One out of every four parents use a mobile phone while driving and one in every 10 parents jump traffic signal even when they are travelling in a car with their children. These are the findings of a survey on what children observe when their parents and guardians are behind the wheel.

The survey recently conducted by India Road Safety Collaboration (IRSC), an organisation of students led by IITians, and automobile major Ford across 17 public schools among in Delhi, Gurugram, Jaipur and Ferozpur in Punjab has thrown up interesting aspects of road safety habits and practices. The survey was conducted in April and May among close to 10,000 students, who also shared the ratings with their parents and then got them to sign it.

According to the survey findings, there is higher rate of compliance of traffic rules in mega cities in comparison to the relatively smaller ones, which indicates how the greater presence of traffic police and fear of getting caught compel people to follow the rules. The high share of parents using mobile phone while driving cars with children across cities is a major concern since this has emerged as the biggest cause of distraction for drivers.

In 2016, at least 2,100 people had died in road accidents caused due to use of mobile phones while driving, according to a the latest government report. Experts maintain the actual number would be much more since police hardly carries out investigation in to road accident cases and records the actual reason. “This also gives us an insight to why young drivers are growing with little sense of following traffic rules despite so much of awareness campaign and media reports of fatal crashes. They learn more from what they see their parents doing and not what is taught to them,” K K Kapila, president of International Road Federation.

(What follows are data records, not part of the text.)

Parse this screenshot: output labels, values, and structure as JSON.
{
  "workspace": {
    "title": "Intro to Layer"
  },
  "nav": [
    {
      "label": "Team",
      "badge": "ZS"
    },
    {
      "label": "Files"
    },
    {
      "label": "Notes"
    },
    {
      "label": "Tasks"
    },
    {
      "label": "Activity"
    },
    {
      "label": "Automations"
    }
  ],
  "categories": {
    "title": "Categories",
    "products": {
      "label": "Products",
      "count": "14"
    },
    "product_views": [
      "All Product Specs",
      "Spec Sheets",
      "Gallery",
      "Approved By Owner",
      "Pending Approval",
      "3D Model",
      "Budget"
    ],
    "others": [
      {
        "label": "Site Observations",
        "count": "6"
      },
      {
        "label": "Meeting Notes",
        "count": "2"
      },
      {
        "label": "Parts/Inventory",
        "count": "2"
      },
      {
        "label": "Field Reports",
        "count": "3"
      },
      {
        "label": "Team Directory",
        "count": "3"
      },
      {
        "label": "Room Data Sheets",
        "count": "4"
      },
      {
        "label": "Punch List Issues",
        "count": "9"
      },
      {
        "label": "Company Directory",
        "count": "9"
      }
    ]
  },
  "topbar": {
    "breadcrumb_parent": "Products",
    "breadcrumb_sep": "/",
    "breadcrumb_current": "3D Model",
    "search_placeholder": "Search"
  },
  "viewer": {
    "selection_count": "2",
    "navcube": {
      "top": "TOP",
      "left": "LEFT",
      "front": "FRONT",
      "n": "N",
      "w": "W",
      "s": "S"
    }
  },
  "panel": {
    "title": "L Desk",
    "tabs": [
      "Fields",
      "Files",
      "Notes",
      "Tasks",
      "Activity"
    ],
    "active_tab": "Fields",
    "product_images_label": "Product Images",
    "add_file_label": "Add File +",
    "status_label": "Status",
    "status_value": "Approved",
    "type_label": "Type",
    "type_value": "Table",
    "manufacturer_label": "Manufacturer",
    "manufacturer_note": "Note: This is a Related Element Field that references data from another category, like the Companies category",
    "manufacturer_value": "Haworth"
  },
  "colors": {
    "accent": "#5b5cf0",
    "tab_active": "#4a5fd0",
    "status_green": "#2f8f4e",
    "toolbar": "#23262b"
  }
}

However, the study findings have also brought out certain good practices such as parents using seatbelts, asking their children to take the rear seat and asking them to wear the seatbelt as well. The compliance in these parameters was over 90%, according to the study. Interestingly, nearly 70% “thought/ said” that their cars have got air-bags, which experts said was the perception of the school kids and may not be a reality considering almost all economy model cars in India don’t have air bags. The government has now made it mandatory for every car manufactured from July next year.